Released On 13 April 2026
Barbara's blog: From A Class To A Glass
Son recently announced that he had declined his place at university, where he would have studied International Wine Business. I was relieved and disappointed in equal measures and also not surprised. I had seen it coming even before it was uttered out loud, signalled by tiny shifts in body language whenever the subject was raised.
This was the culmination of Son’s year out, which I had agreed to on the proviso that it did not turn into a doss-fest. The first six months were promising: he continued to work his part-time job, passed his driving test, and completed his Level 2 exam in Wine from the Wine & Spirit Education Trust — a key qualification for those aspiring to work in that sector.
Then, as I had feared, progress dried up.
Teenagers are my favourite developmental phase to parent because they challenge my preconceptions and broaden my understanding of what it means to be young in this decade. I am lucky that Son and Daughter — who, having recently turned 20, is alas no longer a teenager — appreciate their mother’s efforts to be firm but fair, and enjoy educating me on their Gen Z quirks, while I live vicariously through their youth.
Nevertheless, I constantly walk a tightrope as I try to get the balance right.
I’m sure you’ll agree that parenting this generation is not straightforward. You have to be supportive without taking over; encouraging, but without nagging or piling on pressure; attentive to disappointment, but not so much that you deprive them of the chance to develop resilience. You have to recognise when to walk alongside them and when to step aside entirely; to let them make mistakes and their own decisions, even when your experience tells you it will not end well.
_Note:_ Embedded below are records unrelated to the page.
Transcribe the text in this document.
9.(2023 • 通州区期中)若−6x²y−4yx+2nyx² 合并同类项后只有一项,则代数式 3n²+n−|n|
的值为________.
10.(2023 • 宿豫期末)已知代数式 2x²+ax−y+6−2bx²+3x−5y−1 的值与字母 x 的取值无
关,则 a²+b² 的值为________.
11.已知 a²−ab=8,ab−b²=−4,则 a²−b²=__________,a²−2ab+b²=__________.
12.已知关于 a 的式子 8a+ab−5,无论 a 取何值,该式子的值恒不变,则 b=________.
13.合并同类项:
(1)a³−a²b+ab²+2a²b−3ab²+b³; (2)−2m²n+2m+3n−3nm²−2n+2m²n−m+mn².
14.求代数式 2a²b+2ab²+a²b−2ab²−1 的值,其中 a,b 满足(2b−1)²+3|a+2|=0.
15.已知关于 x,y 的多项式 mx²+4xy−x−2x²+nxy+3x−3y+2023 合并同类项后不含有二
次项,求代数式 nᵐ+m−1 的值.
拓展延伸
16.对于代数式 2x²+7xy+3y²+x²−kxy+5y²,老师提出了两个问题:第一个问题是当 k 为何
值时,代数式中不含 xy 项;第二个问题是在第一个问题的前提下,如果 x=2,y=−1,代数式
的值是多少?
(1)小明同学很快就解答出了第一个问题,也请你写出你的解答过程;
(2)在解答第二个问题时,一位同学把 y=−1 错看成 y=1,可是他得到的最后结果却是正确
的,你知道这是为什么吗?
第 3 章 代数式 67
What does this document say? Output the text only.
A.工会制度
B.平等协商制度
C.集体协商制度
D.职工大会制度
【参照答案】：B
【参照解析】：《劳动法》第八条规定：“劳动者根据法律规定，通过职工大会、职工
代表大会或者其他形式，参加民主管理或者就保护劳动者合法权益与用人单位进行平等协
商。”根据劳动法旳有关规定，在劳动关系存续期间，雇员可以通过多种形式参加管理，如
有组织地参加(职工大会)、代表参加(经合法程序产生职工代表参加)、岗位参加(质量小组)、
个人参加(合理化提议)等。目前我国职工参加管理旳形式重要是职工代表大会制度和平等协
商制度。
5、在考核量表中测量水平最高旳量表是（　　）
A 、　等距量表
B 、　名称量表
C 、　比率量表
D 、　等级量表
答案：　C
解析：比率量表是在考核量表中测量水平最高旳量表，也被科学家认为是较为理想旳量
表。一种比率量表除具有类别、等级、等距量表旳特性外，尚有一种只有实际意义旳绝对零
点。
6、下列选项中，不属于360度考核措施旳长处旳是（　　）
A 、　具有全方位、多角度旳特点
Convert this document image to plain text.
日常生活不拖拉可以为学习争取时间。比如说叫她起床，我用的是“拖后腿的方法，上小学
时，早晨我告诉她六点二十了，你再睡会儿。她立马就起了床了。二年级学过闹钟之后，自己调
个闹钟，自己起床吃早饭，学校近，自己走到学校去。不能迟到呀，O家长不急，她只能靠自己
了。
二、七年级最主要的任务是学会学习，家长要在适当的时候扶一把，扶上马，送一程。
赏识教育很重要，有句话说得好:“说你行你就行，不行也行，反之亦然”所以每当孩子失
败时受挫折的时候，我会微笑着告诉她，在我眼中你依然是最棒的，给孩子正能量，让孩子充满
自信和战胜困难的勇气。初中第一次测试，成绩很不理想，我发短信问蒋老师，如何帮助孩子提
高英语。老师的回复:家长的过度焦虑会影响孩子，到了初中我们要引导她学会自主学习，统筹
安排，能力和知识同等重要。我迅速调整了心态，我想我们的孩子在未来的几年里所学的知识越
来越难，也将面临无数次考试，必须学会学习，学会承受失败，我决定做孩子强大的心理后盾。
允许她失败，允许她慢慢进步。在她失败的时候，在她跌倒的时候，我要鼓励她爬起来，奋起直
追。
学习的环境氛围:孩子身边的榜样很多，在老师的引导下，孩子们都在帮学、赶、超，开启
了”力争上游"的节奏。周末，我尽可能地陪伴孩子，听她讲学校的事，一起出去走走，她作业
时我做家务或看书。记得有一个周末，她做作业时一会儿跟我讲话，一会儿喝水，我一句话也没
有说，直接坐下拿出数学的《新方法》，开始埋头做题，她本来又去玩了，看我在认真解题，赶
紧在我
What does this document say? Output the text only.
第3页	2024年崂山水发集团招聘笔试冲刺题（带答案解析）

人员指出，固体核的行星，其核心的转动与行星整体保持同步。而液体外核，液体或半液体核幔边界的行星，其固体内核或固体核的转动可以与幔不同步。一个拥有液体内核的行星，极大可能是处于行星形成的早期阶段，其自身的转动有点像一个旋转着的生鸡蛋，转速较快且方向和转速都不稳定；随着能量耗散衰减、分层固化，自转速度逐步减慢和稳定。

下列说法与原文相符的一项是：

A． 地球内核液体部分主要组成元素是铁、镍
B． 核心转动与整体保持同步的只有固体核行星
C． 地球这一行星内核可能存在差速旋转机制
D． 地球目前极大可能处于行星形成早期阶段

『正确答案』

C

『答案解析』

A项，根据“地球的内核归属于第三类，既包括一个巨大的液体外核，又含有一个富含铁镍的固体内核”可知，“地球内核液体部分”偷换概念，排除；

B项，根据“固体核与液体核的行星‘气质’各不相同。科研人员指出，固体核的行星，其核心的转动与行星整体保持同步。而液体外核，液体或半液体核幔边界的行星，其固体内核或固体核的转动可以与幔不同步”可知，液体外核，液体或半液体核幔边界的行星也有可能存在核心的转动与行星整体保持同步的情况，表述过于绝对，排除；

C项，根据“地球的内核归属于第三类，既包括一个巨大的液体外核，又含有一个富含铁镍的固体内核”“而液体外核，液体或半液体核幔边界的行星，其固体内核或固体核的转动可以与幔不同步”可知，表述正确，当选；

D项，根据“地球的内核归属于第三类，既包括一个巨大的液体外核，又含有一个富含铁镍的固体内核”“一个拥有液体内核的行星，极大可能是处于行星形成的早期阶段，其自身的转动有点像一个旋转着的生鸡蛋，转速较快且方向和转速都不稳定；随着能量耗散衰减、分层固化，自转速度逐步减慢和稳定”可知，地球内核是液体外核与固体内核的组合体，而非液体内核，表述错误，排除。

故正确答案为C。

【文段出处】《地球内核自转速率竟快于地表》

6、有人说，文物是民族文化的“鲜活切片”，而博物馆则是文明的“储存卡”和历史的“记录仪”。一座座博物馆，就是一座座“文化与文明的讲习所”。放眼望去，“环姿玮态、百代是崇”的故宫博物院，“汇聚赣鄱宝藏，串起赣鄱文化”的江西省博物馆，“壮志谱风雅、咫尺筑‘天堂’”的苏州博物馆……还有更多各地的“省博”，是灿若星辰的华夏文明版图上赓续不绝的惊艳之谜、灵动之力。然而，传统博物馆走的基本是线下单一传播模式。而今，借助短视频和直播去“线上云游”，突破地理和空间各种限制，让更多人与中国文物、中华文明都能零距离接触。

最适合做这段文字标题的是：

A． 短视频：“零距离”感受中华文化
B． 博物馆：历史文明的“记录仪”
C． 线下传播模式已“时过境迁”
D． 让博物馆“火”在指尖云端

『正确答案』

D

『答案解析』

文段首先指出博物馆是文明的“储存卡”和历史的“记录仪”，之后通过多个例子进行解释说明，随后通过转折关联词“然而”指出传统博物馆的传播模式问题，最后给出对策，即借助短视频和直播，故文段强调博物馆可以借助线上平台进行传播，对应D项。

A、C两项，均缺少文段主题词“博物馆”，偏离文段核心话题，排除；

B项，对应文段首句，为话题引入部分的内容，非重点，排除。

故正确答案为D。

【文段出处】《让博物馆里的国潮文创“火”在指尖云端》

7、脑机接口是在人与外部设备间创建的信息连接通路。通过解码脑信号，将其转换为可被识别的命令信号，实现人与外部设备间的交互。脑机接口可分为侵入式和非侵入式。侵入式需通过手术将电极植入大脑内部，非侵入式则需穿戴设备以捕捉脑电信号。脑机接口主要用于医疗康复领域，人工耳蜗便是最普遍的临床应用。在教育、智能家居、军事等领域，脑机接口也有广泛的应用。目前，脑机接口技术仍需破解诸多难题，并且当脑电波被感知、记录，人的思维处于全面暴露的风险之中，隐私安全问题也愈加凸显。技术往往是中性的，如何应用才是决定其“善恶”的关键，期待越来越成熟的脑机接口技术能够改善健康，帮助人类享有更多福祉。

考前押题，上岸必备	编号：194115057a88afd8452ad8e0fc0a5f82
All the while, you are mentally assessing whether what you are saying is still relevant to the world as it is now, and not something lifted from a hundred years ago (it can feel like that sometimes!). It is an endless intellectual gymkhana and often a thankless task. It is also only possible because of the fierce love you have for these imperfect human beings. Only a parent could go through this today and still decide it is worth doing again tomorrow.
Son’s experience of navigating his options for the future is vastly different from what mine, or Husband’s, would have been at his age under similar circumstances. My mother was strict, demanding and manipulative. She was obsessed with status and laser-focused on ensuring I studied and married well. Any discussion of a year out would have been shut down immediately, dismissed as a waste of time by someone for whom hyper-productivity was the only acceptable state.
Unsurprisingly, I left home at the earliest opportunity, but my mother’s influence stayed with me, and I went on to complete both a degree and a postgraduate qualification.
Husband’s parents, on the other hand, lived very much in the moment, almost hand-to-mouth. They were loving, welcoming and sociable, but offered their sons little direction when it came to further education, believing a steady income to be more valuable than a university degree. It was thanks to Husband’s natural talent and intelligence that he secured the excellent leadership role he has worked in for the past two and a half decades.
Two different approaches to the same problem; two very different personal experiences. Can we extract the best parts of each to inform our parenting? My mother’s ambition, discipline and respect for education, alongside Husband’s parents’ unconditional support and cheerful outlook on life. That is what we strive to do, but it is not foolproof.
Last week, Son told us that he had been successful in one of his applications and would be starting a new role at a vineyard imminently. He will begin front of house, with a view to eventually leading tours and tastings.
We are definitely taking this as a win. Cin cin.
Barbara works as an environmental strategist for the aviation regulator and lives a stone’s throw from the South Downs, with her 20-year-old creative daughter, 18-year-old ingenious son and supportive husband.